Thousands of practices across the UK are providing unfunded services, and most receive requests to carry out work that should be done by hospitals on a daily basis, the GPC chair told GPonline.
Dr Nagpaul warned that practices continuing to provide services they should not be delivering at all, or services that they were not being paid to provide, risked undermining their ability to provide safe care, and urged practices immediately to follow BMA advice to halt this work.
A GPonline investigation this year showed that GP practices across England are continuing to deliver services worth millions of pounds - which should attract enhanced services funding - for free. One in three practices had dropped at least one unfunded service over the past year, but around three out of five say they provide at least one service identified by the BMA as outside the core contract without additional funding.
GP funding
The BMA has also warned that 15m GP appointments a year are lost because hospitals are dumping inappropriate work on general practice despite clauses in their contracts meant to prevent this, and has published template letters to help practices reject this work.
The GPC chair's comments came after the campaign group GP Survival published an open letter to him following a recent meeting, warning that the profession was 'being decimated' and that unfunded GP workload 'has to stop'.
Our open letter to the Chair of GPC.
— GP Survival (@cgps_gp) December 16, 2016
Our profession is being decimated.
Unfunded GP workload has to stop. Now. pic.twitter.com/N8F4k4x7LL
The letter says that the campaign group's members believe the BMA should back a 'mass withdrawal of those enhanced services which are not appropriately funded', adding that if the BMA proposed such action it would 'give practices the security of knowing they are engaging in a union-backed campaign'.

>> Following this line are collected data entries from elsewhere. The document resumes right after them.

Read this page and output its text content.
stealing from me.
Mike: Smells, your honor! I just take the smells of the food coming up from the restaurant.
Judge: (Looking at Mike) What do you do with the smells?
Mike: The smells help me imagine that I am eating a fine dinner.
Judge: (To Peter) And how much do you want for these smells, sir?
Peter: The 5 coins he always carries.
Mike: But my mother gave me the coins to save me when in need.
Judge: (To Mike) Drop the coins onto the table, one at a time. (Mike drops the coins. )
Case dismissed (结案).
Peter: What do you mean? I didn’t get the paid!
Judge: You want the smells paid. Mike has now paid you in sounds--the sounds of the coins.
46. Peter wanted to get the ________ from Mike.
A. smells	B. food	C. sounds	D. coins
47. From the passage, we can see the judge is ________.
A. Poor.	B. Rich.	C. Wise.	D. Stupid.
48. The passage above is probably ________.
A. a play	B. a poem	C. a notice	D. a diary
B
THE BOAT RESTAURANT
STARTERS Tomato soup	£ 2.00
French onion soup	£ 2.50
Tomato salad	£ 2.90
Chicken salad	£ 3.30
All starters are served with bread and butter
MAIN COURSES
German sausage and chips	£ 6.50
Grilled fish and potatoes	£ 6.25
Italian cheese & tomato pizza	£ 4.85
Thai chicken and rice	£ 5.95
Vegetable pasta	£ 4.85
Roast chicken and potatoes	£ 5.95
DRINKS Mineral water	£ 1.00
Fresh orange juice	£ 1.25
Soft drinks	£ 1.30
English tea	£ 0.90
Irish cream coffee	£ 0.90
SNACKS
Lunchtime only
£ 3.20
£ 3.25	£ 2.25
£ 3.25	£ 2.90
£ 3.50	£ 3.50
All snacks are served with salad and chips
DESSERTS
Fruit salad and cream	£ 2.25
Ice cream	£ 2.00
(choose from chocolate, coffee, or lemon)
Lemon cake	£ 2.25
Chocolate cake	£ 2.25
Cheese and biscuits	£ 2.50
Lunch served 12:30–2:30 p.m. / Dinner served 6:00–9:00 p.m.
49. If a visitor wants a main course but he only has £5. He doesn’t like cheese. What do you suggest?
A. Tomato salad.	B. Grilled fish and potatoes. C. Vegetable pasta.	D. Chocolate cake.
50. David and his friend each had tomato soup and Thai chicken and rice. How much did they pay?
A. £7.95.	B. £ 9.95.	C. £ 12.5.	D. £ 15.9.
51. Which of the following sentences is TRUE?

Dr Nagpaul told GPonline that practices prepared to push back against unfunded and inappropriate work have the full support of the BMA.
GP workload
He said the union planned a renewed campaign to highlight its guidance on dropping unfunded and inappropriate work early in the new year, but told practices and LMCs there was 'nothing to stop them' using this advice now to protect general practice.
'GPs should not be providing services outside their contract that are not funded,' Dr Nagpaul warned.
He said defining nationally which services GPs should drop was difficult, because services delivered without funding in some areas were funded in other parts of England or the UK. A list of 'non-core' services that were being paid for as enhanced services in parts of England was published in the BMA's Quality first: managing workload to deliver safe patient care guidance in a bid to address this issue.
'If GPs give their time away from core duties to provide unfunded care, that is undermining their ability to provide safe care,' Dr Nagpaul said. Pointing to recent BMA polling that found eight in 10 GPs face unmanageable workload, he said: 'Lots of GPs are struggling to provide safe care - practices have to follow our advice to stick to their contract. That is the message we have been putting forward consistently. It is vital that practices do not - in trying to be helpful - do work that they should not be doing and make themselves unable to do work they should be doing.'
The BMA and others have been clear that issues including long-term underfunding, rising demand, recruitment problems and and the erosion of services around general practice are huge contributors to the soaring pressure facing the profession. But dropping unfunded work is one step practices can take to help address the situation themselves.
Dropping unfunded work and rejecting inappropriate work dumped on them by hospitals was not industrial action, Dr Nagpaul pointed out, but simply 'working to your contract'.
'Our resources are being updated on an ongoing basis - we have templates for rejecting not just unfunded enhanced services but other inappropriate work - this is union-backed and no practice has to feel it is anything else,' he said.